Le bagnard et l’art de la débrouille

Plus de 100 000 hommes ont été envoyés au bagne. Une petite minorité d’entre eux a laissé des oeuvres artistiques et artisanales qui font perdurer un peu de leurs vies plongées dans le cloaque que fut le bagne.

La production artistique au bagne est essentiellement issue d’un système d’économie parallèle, commun aux bagnes portuaires et coloniaux surnommé communément “camelote”. Elle s’effectue en dehors des heures de travail quotidien et constitue une manne financière tolérée par l’administration pénitentiaire. Elle est destinée à améliorer leurs conditions de vie à l’intérieur du bagne où la circulation d’argent est interdite. Elle engendre alors de nombreux trafics qui permettent de se procurer ce que l’administration pénitentiaire ne fournit pas : alcool, prostitution, suppléments de nourriture, jeux de cartes ou organisation d’une évasion.

Tabatière en corozo, travail de bagnard, XIXème siècle.
(c) Luc de Laval , Proantic.

Les objets sont réalisés à partir de matières premières naturelles (bois, corne, écaille, noix, paille, nacre, os, papillons…), de matériaux recyclés ou subtilisés par les bagnards qui élaborent et modèlent ainsi tout un artisanat local: coupe-papiers, cornes ou noix de coco et coquillages sculptés, marqueteries de paille, bijoux, cannes, pipes, guillotines-coupe-cigare en cuivre et en bois précieux, peintures..

Tableau ex-voto en coquillages, travail de bagnard, XIXème siècle.
(c) Luc de Laval , Proantic.

En Nouvelle-Calédonie, « les particuliers se prennent au jeu de posséder des meubles, plateaux en marqueterie que le bagne leur propose ainsi que la nacre qui constitue un support de choix, matériau favori du condamné ». En effet, ce travail clandestin des coquilles prend des proportions considérables dans les années 1870 avec le concours de l’administration qui l’encourage et crée plusieurs « bazars » ( Nouméa, île de Nou). Elle offre aux condamnés les outils nécessaires et les coquillages en grand nombre et en bon état.
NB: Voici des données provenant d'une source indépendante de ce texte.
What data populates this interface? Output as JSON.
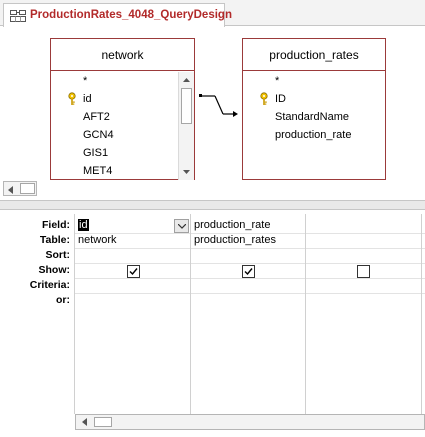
{
  "tab": {
    "title": "ProductionRates_4048_QueryDesign",
    "icon": "query-design-icon"
  },
  "tables": [
    {
      "name": "network",
      "fields": [
        "*",
        "id",
        "AFT2",
        "GCN4",
        "GIS1",
        "MET4"
      ],
      "key_field_index": 1
    },
    {
      "name": "production_rates",
      "fields": [
        "*",
        "ID",
        "StandardName",
        "production_rate"
      ],
      "key_field_index": 1
    }
  ],
  "grid": {
    "row_labels": [
      "Field:",
      "Table:",
      "Sort:",
      "Show:",
      "Criteria:",
      "or:"
    ],
    "columns": [
      {
        "field": "id",
        "table": "network",
        "sort": "",
        "show": true
      },
      {
        "field": "production_rate",
        "table": "production_rates",
        "sort": "",
        "show": true
      },
      {
        "field": "",
        "table": "",
        "sort": "",
        "show": false
      }
    ]
  },
  "colors": {
    "accent": "#b22a2a",
    "table_border": "#9b3a3a"
  }
}
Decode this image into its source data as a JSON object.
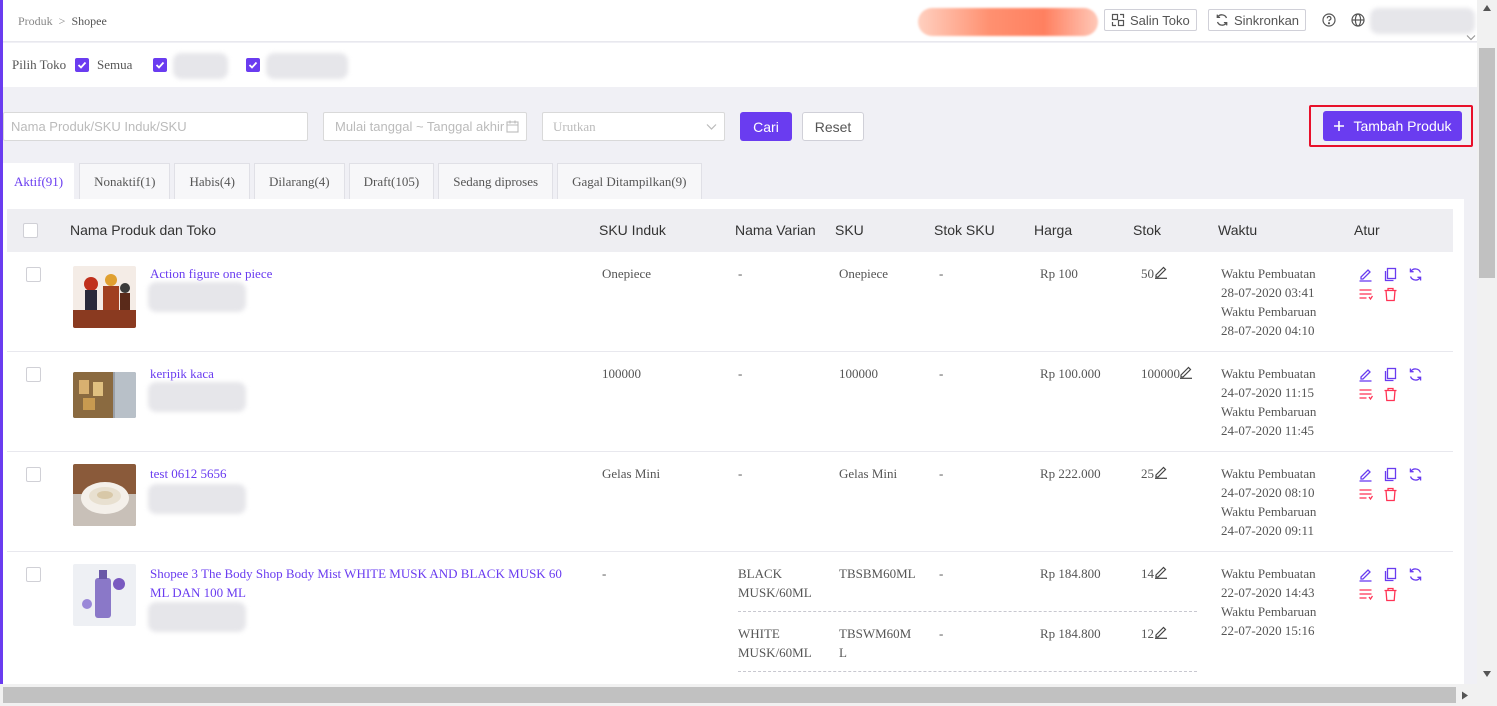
{
  "breadcrumb": {
    "root": "Produk",
    "separator": ">",
    "current": "Shopee"
  },
  "toolbar": {
    "copy_store": "Salin Toko",
    "sync": "Sinkronkan"
  },
  "stores": {
    "label": "Pilih Toko",
    "all": "Semua"
  },
  "search": {
    "name_placeholder": "Nama Produk/SKU Induk/SKU",
    "date_placeholder": "Mulai tanggal ~ Tanggal akhir",
    "sort_placeholder": "Urutkan",
    "search_button": "Cari",
    "reset_button": "Reset",
    "add_button": "Tambah Produk"
  },
  "tabs": [
    {
      "label": "Aktif(91)"
    },
    {
      "label": "Nonaktif(1)"
    },
    {
      "label": "Habis(4)"
    },
    {
      "label": "Dilarang(4)"
    },
    {
      "label": "Draft(105)"
    },
    {
      "label": "Sedang diproses"
    },
    {
      "label": "Gagal Ditampilkan(9)"
    }
  ],
  "table": {
    "headers": {
      "product": "Nama Produk dan Toko",
      "sku_parent": "SKU Induk",
      "variant": "Nama Varian",
      "sku": "SKU",
      "stock_sku": "Stok SKU",
      "price": "Harga",
      "stock": "Stok",
      "time": "Waktu",
      "actions": "Atur"
    },
    "rows": [
      {
        "name": "Action figure one piece",
        "sku_parent": "Onepiece",
        "variants": [
          {
            "variant": "-",
            "sku": "Onepiece",
            "stock_sku": "-",
            "price": "Rp 100",
            "stock": "50"
          }
        ],
        "created_label": "Waktu Pembuatan",
        "created": "28-07-2020 03:41",
        "updated_label": "Waktu Pembaruan",
        "updated": "28-07-2020 04:10"
      },
      {
        "name": "keripik kaca",
        "sku_parent": "100000",
        "variants": [
          {
            "variant": "-",
            "sku": "100000",
            "stock_sku": "-",
            "price": "Rp 100.000",
            "stock": "100000"
          }
        ],
        "created_label": "Waktu Pembuatan",
        "created": "24-07-2020 11:15",
        "updated_label": "Waktu Pembaruan",
        "updated": "24-07-2020 11:45"
      },
      {
        "name": "test 0612 5656",
        "sku_parent": "Gelas Mini",
        "variants": [
          {
            "variant": "-",
            "sku": "Gelas Mini",
            "stock_sku": "-",
            "price": "Rp 222.000",
            "stock": "25"
          }
        ],
        "created_label": "Waktu Pembuatan",
        "created": "24-07-2020 08:10",
        "updated_label": "Waktu Pembaruan",
        "updated": "24-07-2020 09:11"
      },
      {
        "name_line1": "Shopee 3 The Body Shop Body Mist WHITE MUSK AND BLACK MUSK 60",
        "name_line2": "ML DAN 100 ML",
        "sku_parent": "-",
        "variants": [
          {
            "variant_line1": "BLACK",
            "variant_line2": "MUSK/60ML",
            "sku": "TBSBM60ML",
            "stock_sku": "-",
            "price": "Rp 184.800",
            "stock": "14"
          },
          {
            "variant_line1": "WHITE",
            "variant_line2": "MUSK/60ML",
            "sku_line1": "TBSWM60M",
            "sku_line2": "L",
            "stock_sku": "-",
            "price": "Rp 184.800",
            "stock": "12"
          }
        ],
        "created_label": "Waktu Pembuatan",
        "created": "22-07-2020 14:43",
        "updated_label": "Waktu Pembaruan",
        "updated": "22-07-2020 15:16"
      }
    ]
  },
  "colors": {
    "accent": "#6a3cf0",
    "danger": "#e8102a",
    "delete_icon": "#ff3355"
  }
}
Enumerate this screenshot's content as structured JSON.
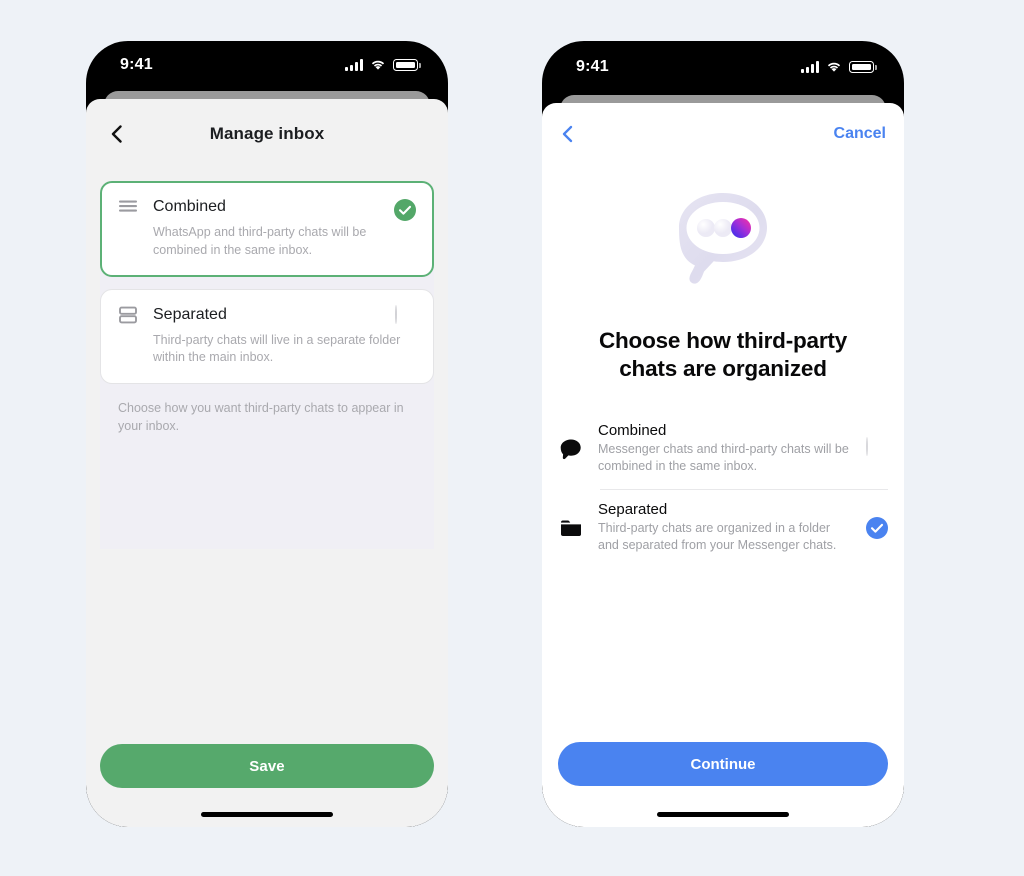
{
  "theme": {
    "page_bg": "#eef2f7",
    "green": "#56a96c",
    "green_border": "#5cb176",
    "blue": "#4a83f0",
    "muted_text": "#a9a9ae",
    "title_text": "#1c1e21"
  },
  "left_phone": {
    "status_bar": {
      "time": "9:41",
      "signal_icon": "cellular-bars-icon",
      "wifi_icon": "wifi-icon",
      "battery_icon": "battery-full-icon"
    },
    "nav": {
      "back_icon": "chevron-left-icon",
      "title": "Manage inbox"
    },
    "options": [
      {
        "icon": "list-lines-icon",
        "title": "Combined",
        "description": "WhatsApp and third-party chats will be combined in the same inbox.",
        "selected": true,
        "mark_icon": "check-circle-filled-icon"
      },
      {
        "icon": "stacked-boxes-icon",
        "title": "Separated",
        "description": "Third-party chats will live in a separate folder within the main inbox.",
        "selected": false,
        "mark_icon": "radio-empty-icon"
      }
    ],
    "helper_text": "Choose how you want third-party chats to appear in your inbox.",
    "primary_button": "Save",
    "home_indicator": "home-indicator"
  },
  "right_phone": {
    "status_bar": {
      "time": "9:41",
      "signal_icon": "cellular-bars-icon",
      "wifi_icon": "wifi-icon",
      "battery_icon": "battery-full-icon"
    },
    "nav": {
      "back_icon": "chevron-left-icon",
      "cancel_label": "Cancel"
    },
    "illustration": {
      "name": "chat-bubble-typing-illustration",
      "dot_gradient_from": "#ff2fa0",
      "dot_gradient_to": "#3a2ff0"
    },
    "heading": "Choose how third-party chats are organized",
    "options": [
      {
        "icon": "chat-bubble-icon",
        "title": "Combined",
        "description": "Messenger chats and third-party chats will be combined in the same inbox.",
        "selected": false,
        "mark_icon": "radio-empty-icon"
      },
      {
        "icon": "folder-icon",
        "title": "Separated",
        "description": "Third-party chats are organized in a folder and separated from your Messenger chats.",
        "selected": true,
        "mark_icon": "check-circle-filled-blue-icon"
      }
    ],
    "primary_button": "Continue",
    "home_indicator": "home-indicator"
  }
}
Cependant, les plaintes des commerçants et des perquisitions provoquent l’arrêt de ce trafic.

Noix de coco / calebasse sculptée, travail de forcat
Epoque XIXe.
(c) Antiquités Sordes, Proantic.

Dans cet enfer corrompu, il faut aux bagnards-créateurs une envie, une invention, pour trouver les supports, les instruments et le matériel leur permettant de réaliser des œuvres qui, bien qu’originales, humoristiques, insolentes ou drôles pourront être décrétées par l’administration pénitentiaire, insultantes, dénonciatrices, subversives, et donc motiver des punitions.

Ils choisissent donc des thèmes sans danger, comme la nature, omniprésente dans l’œuvre picturale des bagnards. En parallèle de cette production conventionnelle, on constate la réalisation d’œuvres plus élaborées et originales.